When Frances Palmer sits down at the potter's wheel, she is never quite sure what the result will be. "Even if it's a vase similar to one I've already made, when I sit down and I make it, the clay has it's own personality," says Palmer, who is based in Weston, Connecticut. "It depends on the day, the weather-many different factors. Sometimes I want to go straight up and the clay wants to go out. I try to do what the clay wants to do."

It is the unique "personalities" of Palmer's asymmetrical vases-such as the four-handled dahlia and bud vases-bowls and plates that appeal to so many of her clients. Since the beginning of her pottery career 20 years ago, prompted by a class she took at the local art guild, Palmer has had little trouble finding a strong private clientele. "People are interested in seeing new material," she explains. "And sometimes all they need is for it to be brought to their attention."

Quirky and whimsical, Palmer's pieces also possess a classic beauty that has brought her international attention, including from the board at the Philip Johnson Glass House. Palmer was part of the first group of six artists asked to design pots for the 47-acre estate, now open to the public. For this project, Palmer wanted to create something with an organic feel, and she found herself inspired by the bisque work of George Ohr, whose pots were collected by Johnson's partner, David Whitney.
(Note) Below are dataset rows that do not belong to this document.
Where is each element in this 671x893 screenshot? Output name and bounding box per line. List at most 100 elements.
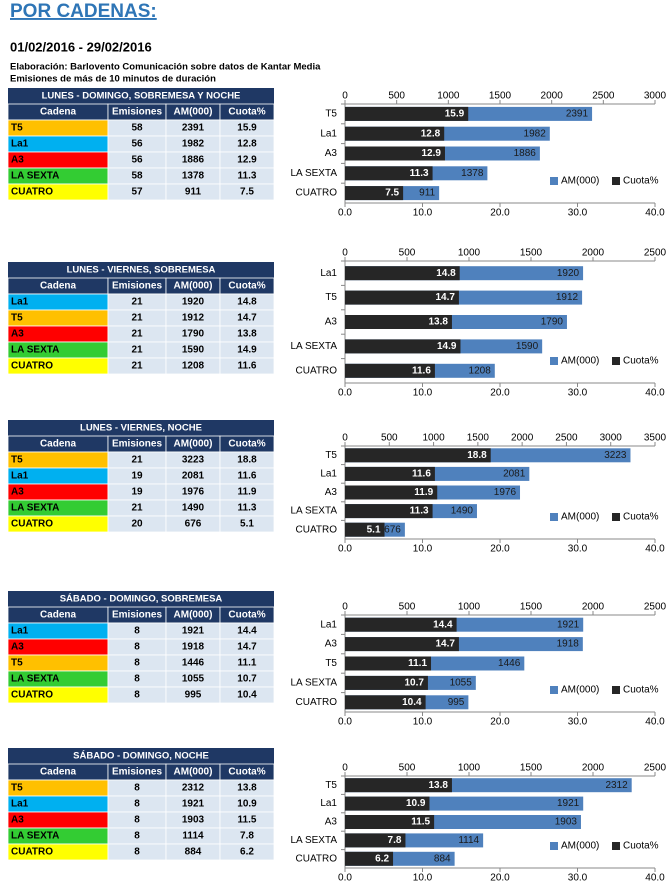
data-label: 1055: [450, 678, 473, 689]
bar: [345, 851, 394, 866]
category-label: CUATRO: [296, 365, 338, 376]
data-label: 1790: [541, 317, 564, 328]
x-tick-label: 0: [342, 433, 348, 444]
cell-value: 1921: [182, 626, 205, 637]
bar: [345, 186, 404, 201]
cell-value: 20: [131, 519, 143, 530]
x-tick-label: 1500: [520, 763, 543, 774]
x2-tick-label: 40.0: [645, 873, 665, 884]
cell-value: 56: [131, 139, 143, 150]
x2-tick-label: 0.0: [338, 873, 352, 884]
x-tick-label: 2500: [644, 248, 667, 259]
bar: [345, 339, 461, 354]
category-label: LA SEXTA: [290, 506, 337, 517]
data-label: 1920: [557, 268, 580, 279]
cell-value: 1976: [182, 487, 205, 498]
legend-swatch: [550, 357, 558, 365]
x-tick-label: 2000: [582, 763, 605, 774]
cell-value: 1886: [182, 155, 205, 166]
channel-name: T5: [11, 658, 23, 669]
table-title: LUNES - VIERNES, NOCHE: [80, 423, 202, 434]
cell-value: 1490: [182, 503, 205, 514]
data-label: 14.9: [437, 341, 457, 352]
category-label: CUATRO: [296, 524, 338, 535]
table-cell: [219, 843, 275, 861]
x-tick-label: 1500: [467, 433, 490, 444]
channel-name: T5: [11, 123, 23, 134]
x2-tick-label: 0.0: [338, 544, 352, 555]
cell-value: 1921: [182, 799, 205, 810]
cell-value: 11.6: [238, 471, 257, 482]
x-tick-label: 1000: [458, 602, 481, 613]
channel-name: La1: [11, 139, 29, 150]
legend-label: Cuota%: [623, 176, 659, 187]
bar: [345, 126, 445, 141]
cell-value: 58: [131, 171, 143, 182]
data-label: 1114: [458, 835, 479, 846]
cell-value: 1903: [182, 815, 205, 826]
channel-name: CUATRO: [11, 690, 53, 701]
header-label: Emisiones: [112, 107, 162, 118]
bar: [345, 656, 432, 671]
data-label: 1446: [498, 658, 521, 669]
cell-value: 8: [134, 658, 140, 669]
cell-value: 15.9: [237, 123, 257, 134]
channel-name: LA SEXTA: [11, 345, 59, 356]
cell-value: 12.8: [237, 139, 257, 150]
header-label: Cadena: [40, 439, 77, 450]
category-label: La1: [320, 798, 337, 809]
bar: [345, 266, 460, 281]
category-label: La1: [320, 469, 337, 480]
cell-value: 911: [185, 187, 202, 198]
x-tick-label: 500: [399, 602, 416, 613]
table-cell: [7, 654, 109, 672]
channel-name: A3: [11, 155, 24, 166]
cell-value: 2391: [182, 123, 205, 134]
x-tick-label: 0: [342, 248, 348, 259]
x-tick-label: 3500: [644, 433, 667, 444]
legend-label: AM(000): [561, 685, 599, 696]
legend-swatch: [550, 177, 558, 185]
x-tick-label: 2500: [644, 763, 667, 774]
table-title-bg: [8, 748, 274, 764]
cell-value: 13.8: [237, 329, 257, 340]
cell-value: 8: [134, 783, 140, 794]
date-range: 01/02/2016 - 29/02/2016: [10, 39, 152, 54]
data-label: 2312: [605, 780, 628, 791]
x2-tick-label: 30.0: [568, 388, 588, 399]
data-label: 15.9: [445, 109, 465, 120]
channel-name: T5: [11, 455, 23, 466]
x2-tick-label: 30.0: [568, 208, 588, 219]
cell-value: 11.5: [238, 815, 257, 826]
x-tick-label: 2500: [555, 433, 578, 444]
channel-name: La1: [11, 626, 29, 637]
bar: [345, 146, 445, 161]
data-label: 1918: [557, 639, 580, 650]
x2-tick-label: 0.0: [338, 388, 352, 399]
cell-value: 11.3: [238, 171, 257, 182]
bar: [345, 504, 433, 519]
cell-value: 7.8: [240, 831, 254, 842]
bar: [345, 166, 433, 181]
legend-label: Cuota%: [623, 356, 659, 367]
channel-name: T5: [11, 313, 23, 324]
cell-value: 1446: [182, 658, 205, 669]
data-label: 1903: [555, 817, 578, 828]
x2-tick-label: 30.0: [568, 873, 588, 884]
cell-value: 8: [134, 799, 140, 810]
data-label: 911: [419, 188, 435, 199]
cell-value: 676: [185, 519, 202, 530]
bar: [345, 617, 457, 632]
data-label: 11.3: [410, 506, 429, 517]
cell-value: 1790: [182, 329, 205, 340]
cell-value: 8: [134, 847, 140, 858]
channel-name: La1: [11, 799, 29, 810]
cell-value: 12.9: [237, 155, 257, 166]
header-label: Cuota%: [228, 107, 265, 118]
header-label: Cadena: [40, 281, 77, 292]
table-cell: [7, 451, 109, 469]
table-cell: [7, 779, 109, 797]
cell-value: 21: [131, 313, 143, 324]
Yet, not everyone has the means to commission Palmer's work, and this led to her decision five years ago to start a factory-made line, the Frances Palmer Pearl Collection. "Over the years I've made lots of dinner sets and they took an enormous amount of time and were expensive," says Palmer. "Not everybody can use this stuff. I decided that I was going to find someone who could help me make dishes that can be used every day."

"Factory-made" can have a negative connotation, but on Palmer's watch everything is about as close to handmade as a mass-produced object can get. She makes prototypes for Buffalo Pottery, a century-old factory in upstate New York, which then molds the shapes. From there everything is hand-pressed and each piece hand-glazed by one woman.

The most important thing to Palmer, whether it's her handmade pieces or the Pearl Collection, is creating beauty that is also useful. "When I think of the vases, I love the fact that they can be objects, but I also love them filled with flowers. They straddle the barrier between function and art."